The Local Learning Coefficient: A Singularity-Aware Complexity Measure
Edmund Lau, Zach Furman, George Wang, Daniel Murfet, Susan Wei
TL;DR
The paper addresses the inadequacy of traditional, parameter-count-based complexity measures for deep neural networks due to singularities in the loss landscape. It introduces the Local Learning Coefficient (LLC), a singularity-aware complexity measure grounded in Singular Learning Theory, and derives a local volume scaling $V(\epsilon) \propto \epsilon^{\lambda(w^*)} (-\log \epsilon)^{m(w^*)-1}$ that governs the near-minimum geometry, as well as a local free energy expansion $F_n(B_\gamma(w^*)) = n L_n(w^*) + \lambda(w^*) \log n + o_p(\log \log n)$. The authors develop a scalable LLC estimator through a practical surrogate with a localizing prior and a SGLD-based sampling scheme, and validate it empirically on deep linear networks up to $10^8$ parameters, ResNet models on CIFAR-10, and transformer language models, showing training heuristics meaningfully modulate LLC. They demonstrate that LLC decreases with stronger implicit regularization and can reveal the effective simplicity of trained networks, offering a principled framework to reconcile deep networks' apparent complexity with parsimony.

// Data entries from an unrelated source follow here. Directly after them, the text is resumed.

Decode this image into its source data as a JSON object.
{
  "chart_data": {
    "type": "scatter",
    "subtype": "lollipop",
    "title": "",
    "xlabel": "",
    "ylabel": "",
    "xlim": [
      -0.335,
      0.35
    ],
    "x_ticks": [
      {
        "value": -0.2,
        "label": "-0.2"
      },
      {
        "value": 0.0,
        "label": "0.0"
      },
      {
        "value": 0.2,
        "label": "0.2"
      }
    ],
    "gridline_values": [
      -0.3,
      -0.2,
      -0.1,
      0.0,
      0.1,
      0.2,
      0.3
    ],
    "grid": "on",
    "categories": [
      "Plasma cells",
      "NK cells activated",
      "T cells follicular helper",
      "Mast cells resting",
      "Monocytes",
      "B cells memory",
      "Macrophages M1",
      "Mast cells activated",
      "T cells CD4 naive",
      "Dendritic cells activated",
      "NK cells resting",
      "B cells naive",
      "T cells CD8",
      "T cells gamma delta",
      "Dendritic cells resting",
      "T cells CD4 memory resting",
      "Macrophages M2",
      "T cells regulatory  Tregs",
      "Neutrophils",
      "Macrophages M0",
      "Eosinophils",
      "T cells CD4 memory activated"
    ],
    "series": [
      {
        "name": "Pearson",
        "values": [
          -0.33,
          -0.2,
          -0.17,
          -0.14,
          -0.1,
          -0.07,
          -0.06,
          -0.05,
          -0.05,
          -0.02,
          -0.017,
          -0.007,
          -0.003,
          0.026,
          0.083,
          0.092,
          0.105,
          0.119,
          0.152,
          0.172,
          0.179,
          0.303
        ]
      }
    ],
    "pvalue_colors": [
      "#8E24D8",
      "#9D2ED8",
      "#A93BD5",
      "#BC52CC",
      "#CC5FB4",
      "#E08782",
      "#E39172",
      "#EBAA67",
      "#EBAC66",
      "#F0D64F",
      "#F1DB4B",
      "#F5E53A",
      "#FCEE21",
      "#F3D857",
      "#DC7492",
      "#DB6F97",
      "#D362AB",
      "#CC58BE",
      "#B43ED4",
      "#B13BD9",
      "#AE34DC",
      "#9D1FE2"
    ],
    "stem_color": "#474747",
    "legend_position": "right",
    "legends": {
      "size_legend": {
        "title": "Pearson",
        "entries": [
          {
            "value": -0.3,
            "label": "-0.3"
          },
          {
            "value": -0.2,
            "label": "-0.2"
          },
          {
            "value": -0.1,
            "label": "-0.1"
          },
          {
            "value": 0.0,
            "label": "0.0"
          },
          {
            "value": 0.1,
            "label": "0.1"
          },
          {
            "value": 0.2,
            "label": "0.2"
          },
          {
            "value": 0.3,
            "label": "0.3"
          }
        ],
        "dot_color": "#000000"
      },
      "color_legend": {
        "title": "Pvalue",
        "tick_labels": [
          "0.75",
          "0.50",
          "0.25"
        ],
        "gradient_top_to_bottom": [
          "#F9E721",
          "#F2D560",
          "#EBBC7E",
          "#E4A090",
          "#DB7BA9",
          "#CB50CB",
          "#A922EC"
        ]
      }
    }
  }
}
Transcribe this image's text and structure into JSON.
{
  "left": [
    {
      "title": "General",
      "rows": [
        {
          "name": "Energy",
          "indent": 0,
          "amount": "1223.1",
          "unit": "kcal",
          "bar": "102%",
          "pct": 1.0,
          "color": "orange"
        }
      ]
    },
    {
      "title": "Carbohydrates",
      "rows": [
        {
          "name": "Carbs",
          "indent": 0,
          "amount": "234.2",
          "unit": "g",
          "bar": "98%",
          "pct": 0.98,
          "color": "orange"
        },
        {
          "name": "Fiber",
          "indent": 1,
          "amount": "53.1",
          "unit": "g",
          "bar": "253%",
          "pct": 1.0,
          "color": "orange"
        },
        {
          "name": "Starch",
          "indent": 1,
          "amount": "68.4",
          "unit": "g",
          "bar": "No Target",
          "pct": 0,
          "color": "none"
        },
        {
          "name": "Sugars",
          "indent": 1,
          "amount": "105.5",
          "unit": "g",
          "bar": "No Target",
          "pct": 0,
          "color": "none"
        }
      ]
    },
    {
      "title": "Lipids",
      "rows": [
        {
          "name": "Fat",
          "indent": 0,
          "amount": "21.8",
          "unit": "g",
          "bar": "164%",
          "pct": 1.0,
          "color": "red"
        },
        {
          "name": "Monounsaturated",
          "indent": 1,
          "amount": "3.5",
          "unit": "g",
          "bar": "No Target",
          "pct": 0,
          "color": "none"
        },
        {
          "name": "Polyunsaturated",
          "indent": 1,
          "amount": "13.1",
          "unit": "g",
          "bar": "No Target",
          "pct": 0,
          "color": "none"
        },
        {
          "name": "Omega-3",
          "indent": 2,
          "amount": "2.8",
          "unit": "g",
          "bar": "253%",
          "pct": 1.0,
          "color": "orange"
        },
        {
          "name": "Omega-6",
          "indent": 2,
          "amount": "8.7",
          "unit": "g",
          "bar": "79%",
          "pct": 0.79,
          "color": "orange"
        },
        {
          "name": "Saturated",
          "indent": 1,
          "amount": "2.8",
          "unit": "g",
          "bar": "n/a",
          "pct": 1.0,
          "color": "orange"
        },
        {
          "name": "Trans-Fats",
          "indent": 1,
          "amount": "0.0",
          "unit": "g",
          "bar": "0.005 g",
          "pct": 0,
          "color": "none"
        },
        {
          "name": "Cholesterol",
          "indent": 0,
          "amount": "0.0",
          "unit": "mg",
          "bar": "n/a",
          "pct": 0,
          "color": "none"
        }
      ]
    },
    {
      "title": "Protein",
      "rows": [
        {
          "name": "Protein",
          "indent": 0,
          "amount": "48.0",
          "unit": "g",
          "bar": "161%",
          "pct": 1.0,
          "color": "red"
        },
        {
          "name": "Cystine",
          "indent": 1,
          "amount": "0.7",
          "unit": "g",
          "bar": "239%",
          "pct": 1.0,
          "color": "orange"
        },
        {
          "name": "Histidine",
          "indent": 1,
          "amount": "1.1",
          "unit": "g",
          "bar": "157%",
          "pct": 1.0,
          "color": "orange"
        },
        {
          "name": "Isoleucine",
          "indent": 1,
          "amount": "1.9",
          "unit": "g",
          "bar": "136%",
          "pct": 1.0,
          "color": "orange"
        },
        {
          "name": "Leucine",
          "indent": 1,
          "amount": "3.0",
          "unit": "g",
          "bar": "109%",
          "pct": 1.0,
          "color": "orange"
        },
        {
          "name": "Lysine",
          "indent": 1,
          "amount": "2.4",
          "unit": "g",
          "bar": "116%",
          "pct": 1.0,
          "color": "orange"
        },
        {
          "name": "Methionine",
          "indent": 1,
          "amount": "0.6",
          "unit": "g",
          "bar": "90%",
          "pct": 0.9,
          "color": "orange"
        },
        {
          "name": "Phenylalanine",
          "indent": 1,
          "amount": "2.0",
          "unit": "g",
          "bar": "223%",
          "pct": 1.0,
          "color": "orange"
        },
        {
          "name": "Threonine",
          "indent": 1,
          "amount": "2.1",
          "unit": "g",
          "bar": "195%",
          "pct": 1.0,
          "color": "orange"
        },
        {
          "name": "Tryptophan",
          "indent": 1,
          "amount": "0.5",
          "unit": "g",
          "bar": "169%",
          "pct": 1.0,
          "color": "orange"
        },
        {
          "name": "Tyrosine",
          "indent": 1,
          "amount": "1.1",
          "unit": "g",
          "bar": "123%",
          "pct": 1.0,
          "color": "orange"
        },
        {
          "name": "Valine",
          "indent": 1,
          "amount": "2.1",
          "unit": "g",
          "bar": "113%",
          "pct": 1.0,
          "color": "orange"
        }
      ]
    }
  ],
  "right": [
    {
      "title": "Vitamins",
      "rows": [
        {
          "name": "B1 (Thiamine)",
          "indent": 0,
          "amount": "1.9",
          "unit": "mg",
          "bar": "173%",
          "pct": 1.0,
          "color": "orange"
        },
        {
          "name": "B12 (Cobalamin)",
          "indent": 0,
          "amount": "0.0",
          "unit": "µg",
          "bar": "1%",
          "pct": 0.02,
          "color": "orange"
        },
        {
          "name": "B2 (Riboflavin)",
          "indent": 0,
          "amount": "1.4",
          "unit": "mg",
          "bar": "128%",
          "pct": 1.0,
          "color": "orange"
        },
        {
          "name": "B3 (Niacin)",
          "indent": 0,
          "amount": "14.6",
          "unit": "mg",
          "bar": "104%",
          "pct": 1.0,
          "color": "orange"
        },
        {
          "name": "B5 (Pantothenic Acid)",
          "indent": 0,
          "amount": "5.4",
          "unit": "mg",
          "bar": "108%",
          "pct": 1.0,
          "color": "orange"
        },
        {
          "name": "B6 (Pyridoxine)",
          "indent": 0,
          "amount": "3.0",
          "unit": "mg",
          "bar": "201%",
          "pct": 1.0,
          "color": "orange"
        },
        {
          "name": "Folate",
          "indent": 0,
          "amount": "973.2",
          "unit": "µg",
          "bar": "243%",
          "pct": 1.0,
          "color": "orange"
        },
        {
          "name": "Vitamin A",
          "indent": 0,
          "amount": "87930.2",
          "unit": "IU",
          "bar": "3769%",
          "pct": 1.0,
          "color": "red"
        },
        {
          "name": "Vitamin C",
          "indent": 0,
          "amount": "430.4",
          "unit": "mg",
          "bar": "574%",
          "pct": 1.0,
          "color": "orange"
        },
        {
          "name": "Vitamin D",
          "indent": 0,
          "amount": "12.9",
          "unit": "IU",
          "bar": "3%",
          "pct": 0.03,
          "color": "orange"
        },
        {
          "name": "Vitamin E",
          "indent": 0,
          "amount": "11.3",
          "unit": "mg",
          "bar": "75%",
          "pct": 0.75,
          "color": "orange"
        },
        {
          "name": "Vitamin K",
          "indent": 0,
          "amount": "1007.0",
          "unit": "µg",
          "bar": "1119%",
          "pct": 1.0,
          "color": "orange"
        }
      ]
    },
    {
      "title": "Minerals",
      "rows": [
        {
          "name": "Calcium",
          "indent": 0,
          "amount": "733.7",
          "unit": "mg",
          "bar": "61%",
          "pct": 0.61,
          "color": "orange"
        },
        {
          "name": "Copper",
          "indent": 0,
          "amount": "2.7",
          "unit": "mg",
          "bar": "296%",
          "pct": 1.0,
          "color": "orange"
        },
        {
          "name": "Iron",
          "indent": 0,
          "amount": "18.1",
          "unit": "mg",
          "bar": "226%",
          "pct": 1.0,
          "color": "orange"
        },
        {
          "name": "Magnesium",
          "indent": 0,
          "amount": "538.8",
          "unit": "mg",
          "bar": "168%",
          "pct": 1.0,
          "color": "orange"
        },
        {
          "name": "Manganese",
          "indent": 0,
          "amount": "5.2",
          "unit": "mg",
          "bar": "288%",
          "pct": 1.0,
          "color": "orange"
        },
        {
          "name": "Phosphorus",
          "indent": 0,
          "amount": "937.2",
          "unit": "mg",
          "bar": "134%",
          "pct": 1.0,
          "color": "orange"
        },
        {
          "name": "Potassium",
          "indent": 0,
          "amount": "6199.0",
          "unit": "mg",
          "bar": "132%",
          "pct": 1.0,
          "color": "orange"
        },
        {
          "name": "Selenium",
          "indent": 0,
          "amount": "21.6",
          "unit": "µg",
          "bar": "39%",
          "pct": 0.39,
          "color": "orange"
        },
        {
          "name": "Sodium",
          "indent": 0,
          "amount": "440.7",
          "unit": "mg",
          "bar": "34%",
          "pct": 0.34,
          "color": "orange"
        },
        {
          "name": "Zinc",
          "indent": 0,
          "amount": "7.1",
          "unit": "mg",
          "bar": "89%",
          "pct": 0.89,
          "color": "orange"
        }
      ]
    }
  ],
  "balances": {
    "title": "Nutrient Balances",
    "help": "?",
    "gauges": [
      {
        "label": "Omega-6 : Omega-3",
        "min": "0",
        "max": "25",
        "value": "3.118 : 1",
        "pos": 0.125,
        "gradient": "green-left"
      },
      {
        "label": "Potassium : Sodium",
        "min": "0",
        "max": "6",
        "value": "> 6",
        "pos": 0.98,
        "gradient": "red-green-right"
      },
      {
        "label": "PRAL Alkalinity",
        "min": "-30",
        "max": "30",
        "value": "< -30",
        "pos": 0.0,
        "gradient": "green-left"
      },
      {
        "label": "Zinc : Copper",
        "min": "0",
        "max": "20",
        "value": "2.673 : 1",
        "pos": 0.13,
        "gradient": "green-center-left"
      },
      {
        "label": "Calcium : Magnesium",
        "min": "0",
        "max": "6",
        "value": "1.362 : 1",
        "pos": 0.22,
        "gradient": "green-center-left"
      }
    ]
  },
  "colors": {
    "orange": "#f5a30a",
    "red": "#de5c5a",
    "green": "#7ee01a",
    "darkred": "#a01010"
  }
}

The work provides a novel, data-distribution-sensitive lens for model selection and understanding training dynamics, with potential to illuminate phase transitions and emergent abilities in large-scale models.
Abstract
The Local Learning Coefficient (LLC) is introduced as a novel complexity measure for deep neural networks (DNNs). Recognizing the limitations of traditional complexity measures, the LLC leverages Singular Learning Theory (SLT), which has long recognized the significance of singularities in the loss landscape geometry. This paper provides an extensive exploration of the LLC's theoretical underpinnings, offering both a clear definition and intuitive insights into its application. Moreover, we propose a new scalable estimator for the LLC, which is then effectively applied across diverse architectures including deep linear networks up to 100M parameters, ResNet image models, and transformer language models. Empirical evidence suggests that the LLC provides valuable insights into how training heuristics might influence the effective complexity of DNNs. Ultimately, the LLC emerges as a crucial tool for reconciling the apparent contradiction between deep learning's complexity and the principle of parsimony.